RECOMB-BE imposes no explicit restrictions on format, length, or notation, as we encourage contributors to choose the style they feel is the most appropriate, and we are willing to consider a variety of formats; however, we anticipate that each problem introduction and statement will be at most 2 pages long (and ideally less than a page), not including figures. The conference website contains two sample problem submissions that illustrate the range of difficulty levels that we intend ROSALIND’s problems to cover.

  1. Pairwise Alignment,” by Nikolay Vyahhi, St. Petersburg Academic University
  2. Signed Reversal Distance,” by Phillip Compeau, UC-San Diego

Authors of selected problems will be invited for short oral presentations and discussion as well as asked to submit a joint paper for consideration in PLOS Computational Biology (within the Education Article category). Furthermore, accepted problems will be integrated into the growing ROSALIND website, which will be launched in advance of RECOMB-BE.

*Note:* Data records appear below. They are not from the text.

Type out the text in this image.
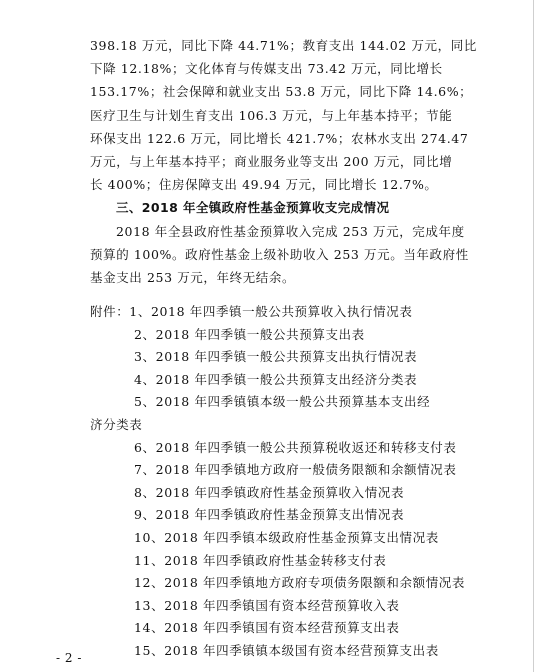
398.18 万元，同比下降 44.71%；教育支出 144.02 万元，同比
下降 12.18%；文化体育与传媒支出 73.42 万元，同比增长
153.17%；社会保障和就业支出 53.8 万元，同比下降 14.6%；
医疗卫生与计划生育支出 106.3 万元，与上年基本持平；节能
环保支出 122.6 万元，同比增长 421.7%；农林水支出 274.47
万元，与上年基本持平；商业服务业等支出 200 万元，同比增
长 400%；住房保障支出 49.94 万元，同比增长 12.7%。
三、2018 年全镇政府性基金预算收支完成情况
2018 年全县政府性基金预算收入完成 253 万元，完成年度
预算的 100%。政府性基金上级补助收入 253 万元。当年政府性
基金支出 253 万元，年终无结余。
附件：1、2018 年四季镇一般公共预算收入执行情况表
2、2018 年四季镇一般公共预算支出表
3、2018 年四季镇一般公共预算支出执行情况表
4、2018 年四季镇一般公共预算支出经济分类表
5、2018 年四季镇镇本级一般公共预算基本支出经
济分类表
6、2018 年四季镇一般公共预算税收返还和转移支付表
7、2018 年四季镇地方政府一般债务限额和余额情况表
8、2018 年四季镇政府性基金预算收入情况表
9、2018 年四季镇政府性基金预算支出情况表
10、2018 年四季镇本级政府性基金预算支出情况表
11、2018 年四季镇政府性基金转移支付表
12、2018 年四季镇地方政府专项债务限额和余额情况表
13、2018 年四季镇国有资本经营预算收入表
14、2018 年四季镇国有资本经营预算支出表
15、2018 年四季镇镇本级国有资本经营预算支出表
- 2 -
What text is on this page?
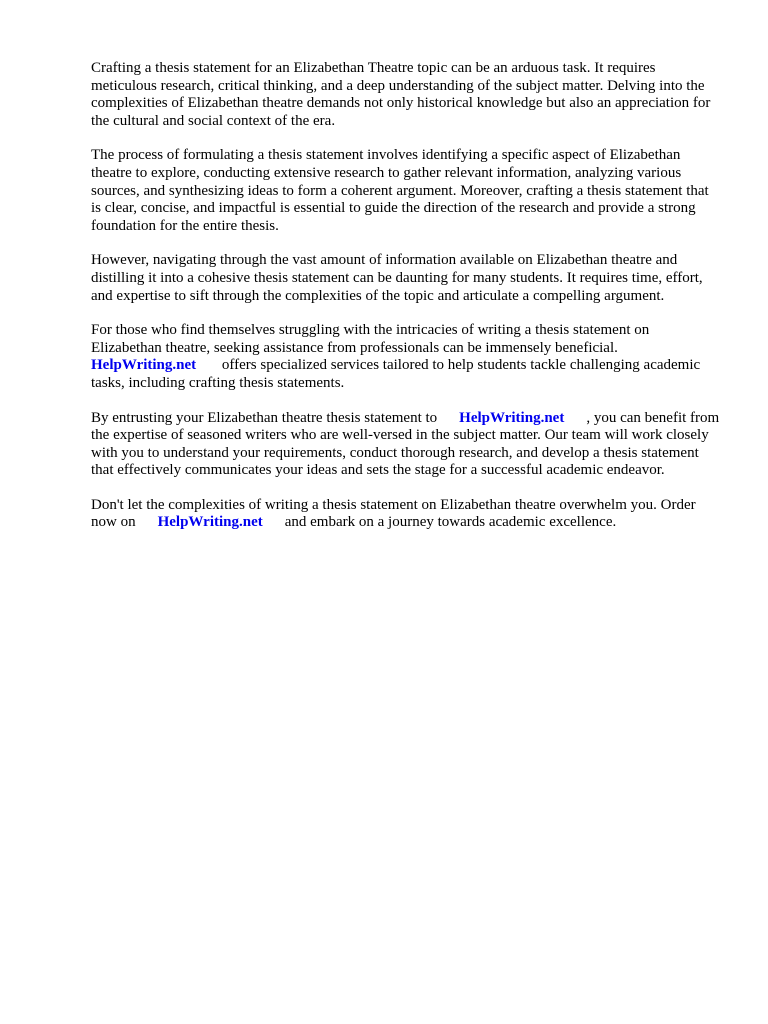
Crafting a thesis statement for an Elizabethan Theatre topic can be an arduous task. It requires meticulous research, critical thinking, and a deep understanding of the subject matter. Delving into the complexities of Elizabethan theatre demands not only historical knowledge but also an appreciation for the cultural and social context of the era.

The process of formulating a thesis statement involves identifying a specific aspect of Elizabethan theatre to explore, conducting extensive research to gather relevant information, analyzing various sources, and synthesizing ideas to form a coherent argument. Moreover, crafting a thesis statement that is clear, concise, and impactful is essential to guide the direction of the research and provide a strong foundation for the entire thesis.

However, navigating through the vast amount of information available on Elizabethan theatre and distilling it into a cohesive thesis statement can be daunting for many students. It requires time, effort, and expertise to sift through the complexities of the topic and articulate a compelling argument.

For those who find themselves struggling with the intricacies of writing a thesis statement on Elizabethan theatre, seeking assistance from professionals can be immensely beneficial.
HelpWriting.net offers specialized services tailored to help students tackle challenging academic tasks, including crafting thesis statements.

By entrusting your Elizabethan theatre thesis statement to HelpWriting.net , you can benefit from the expertise of seasoned writers who are well-versed in the subject matter. Our team will work closely with you to understand your requirements, conduct thorough research, and develop a thesis statement that effectively communicates your ideas and sets the stage for a successful academic endeavor.

Don't let the complexities of writing a thesis statement on Elizabethan theatre overwhelm you. Order now on HelpWriting.net and embark on a journey towards academic excellence.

Bioinformatics for Biologists (B4B) Chapter Proposals should be submitted via the form below and must be received by May 7, 2012. Each submission in this category should constitute a brief description of the proposed chapter. Authors of selected proposals will be invited for oral or poster presentations at RECOMB-BE 2012. In addition, these authors will be asked to submit a full-length chapter shortly after RECOMB-BE for the second edition of B4B. Proposals should cover a single biological problem and focus on didactic ways to convey the computational ideas needed to address it. Submissions that focus either solely on computational topics or solely on biological topics will not be considered. We anticipate that each chapter proposal will be 1-2 pages long.